Fortunately, there’s a nice entry at https://math.stackexchange.com/questions/1348361/history-of-convolution that pointed me in the right way – specifically to Laplace, and the theory of probability. Let’s say you have two dice, with sides numbered from 1 to 6 as usual. What is the probability of rolling a seven? To count this we take, say, 1 and asked what should be added to make 7, which is of course 6. We do this for every other number from 2 to 6 (not taking symmetry in to account), and we add the products of the individual probabilities. In other words,

$p(1)p(6)+p(2)p(5)+\cdots +p(5)p(2)+p(6)p(1) = \sum_{n=1}^6 p(x)p(7-x).$

(In order to have this work for any number between 2 and 12, we would need to assign zero probability to negative numbers.). This at least looks like a convolution, and we can see if a generalization works. See if the same thing works if the second die is now 22-sided, with probabilities given by $p_2$ , and suppose the original dice has probability function $p_1$ . What if the probabilities are not equal (the die is weighted)?

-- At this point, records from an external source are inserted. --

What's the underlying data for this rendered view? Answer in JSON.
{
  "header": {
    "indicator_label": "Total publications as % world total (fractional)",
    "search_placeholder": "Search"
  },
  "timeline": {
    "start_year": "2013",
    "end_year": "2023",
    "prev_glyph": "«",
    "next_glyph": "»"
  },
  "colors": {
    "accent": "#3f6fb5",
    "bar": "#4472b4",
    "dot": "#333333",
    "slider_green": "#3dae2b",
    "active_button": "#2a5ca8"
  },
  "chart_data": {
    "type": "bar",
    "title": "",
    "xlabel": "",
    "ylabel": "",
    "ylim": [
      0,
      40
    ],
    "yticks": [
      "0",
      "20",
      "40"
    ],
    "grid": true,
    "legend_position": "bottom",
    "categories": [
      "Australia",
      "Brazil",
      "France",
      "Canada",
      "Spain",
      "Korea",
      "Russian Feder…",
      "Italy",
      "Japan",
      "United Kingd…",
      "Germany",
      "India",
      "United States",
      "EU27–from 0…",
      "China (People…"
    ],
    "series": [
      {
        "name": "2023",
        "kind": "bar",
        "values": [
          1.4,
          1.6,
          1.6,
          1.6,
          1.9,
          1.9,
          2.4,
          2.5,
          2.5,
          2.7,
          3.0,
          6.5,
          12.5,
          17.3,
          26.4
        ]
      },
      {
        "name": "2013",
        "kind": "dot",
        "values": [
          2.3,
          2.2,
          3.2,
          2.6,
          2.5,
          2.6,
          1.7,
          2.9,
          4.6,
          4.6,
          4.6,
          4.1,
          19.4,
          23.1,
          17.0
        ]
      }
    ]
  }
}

Now we at least have a reasonably intuitive interpretation of convolution in discrete probability. Our goal is to get to the integral however, so let’s see if the same idea works for probability densities. That is, we need to explore whether we get something which computes the probability density or distribution for a sum of random variables $\chi_1$ and $\chi_2$ . We can try to make this work by analogy (which is how most mathematics is done). Suppose we have functions $p_1$ and $p_2$ , where

$F_i (y) = \mathbb{P}(\{x: \chi_i (x) \leq y \}) = \int_0^y p_i (x) dx, \quad i=1,2/$

(We’re assuming the usual Lebesgue measure here, but the same will hold for your other fancy measures – hopefully. I’m assuming the $\chi_i$ are random variables over the reals with reader’s choice of appropriate $\sigma$ -algebra.) We set

$p_1 * p_2 (x) = \int p_1 (y) p_2 (x-y) dx$

and try to see if there is an analogous interpretation to the discrete case. To get some results we can make sense of without too much effort, we pick two Gaussian distributions, different enough that they are easily distinguished. This would need to be reflected in the convolution product. Let our two probability density functions be given by

$p_i (x) = \frac{1}{\sigma_i\sqrt{2\pi} } e^{-\frac{(x-\mu_i)^2}{2\sigma_i^2}}.$

Setting $\mu_1 = 0, \sigma_1 = 0.2$ and $\mu_2 = 2, \sigma_2 = 0.25$ , we get the following graphs for the density functions:

To get the convolution of the density functions $p_1$ and $p_2$ , we need to evaluate

$p_1 * p_2 (x) = \int_{-\infty}^{\infty} p_1 (x-y) p_2 (y) dy,$

which gives us the rather nasty-looking

$\frac{1}{2\pi \sigma^2 }\int_{-\infty}^{\infty} e^{-\frac{(x-y)^2}{0.08}} e^{-\frac{(y-2)^2}{0.125}} dy.$

We could try to calculate this, but instead I’m going to be lazy and just see what it looks like, which is the real point. The Python code below won’t win any prizes, and I’m not using all the library functions I could, but I think it’s pretty clear. The only (perhaps) non-obvious bit is that you have to flip an array before applying the trapezoidal method, because it’s the wrong way round, and you’ll get a negative answer otherwise:

import matplotlib.pyplot as plt
import numpy as np

def normal_dist(x, mu, sd):
    prob_density = np.exp(-0.5*((x-mu)/sd)**2)/(np.sqrt(2*np.pi)*sd)
    return prob_density

xspace = np.linspace(-1,5,601)
yspace = np.linspace(0,3,301)
valspace = []
for t in xspace:
    xyspace = t - yspace
    vals0 = normal_dist(xyspace,0.0,0.2)
    vals1 = normal_dist(yspace,2.0,0.25)
    vals2 = np.multiply(vals0,vals1)
    yspace1 = np.flip(yspace)
    valspace.append(np.trapz(yspace1,vals2))

plt.plot(xspace,valspace)
plt.show

We get the output

Compare this with the two graphs above, and test if the idea of the convolution representing the density of the sum of random variables is still valid. (Not even mentioning that the variables have to be independent, so just be aware of that.)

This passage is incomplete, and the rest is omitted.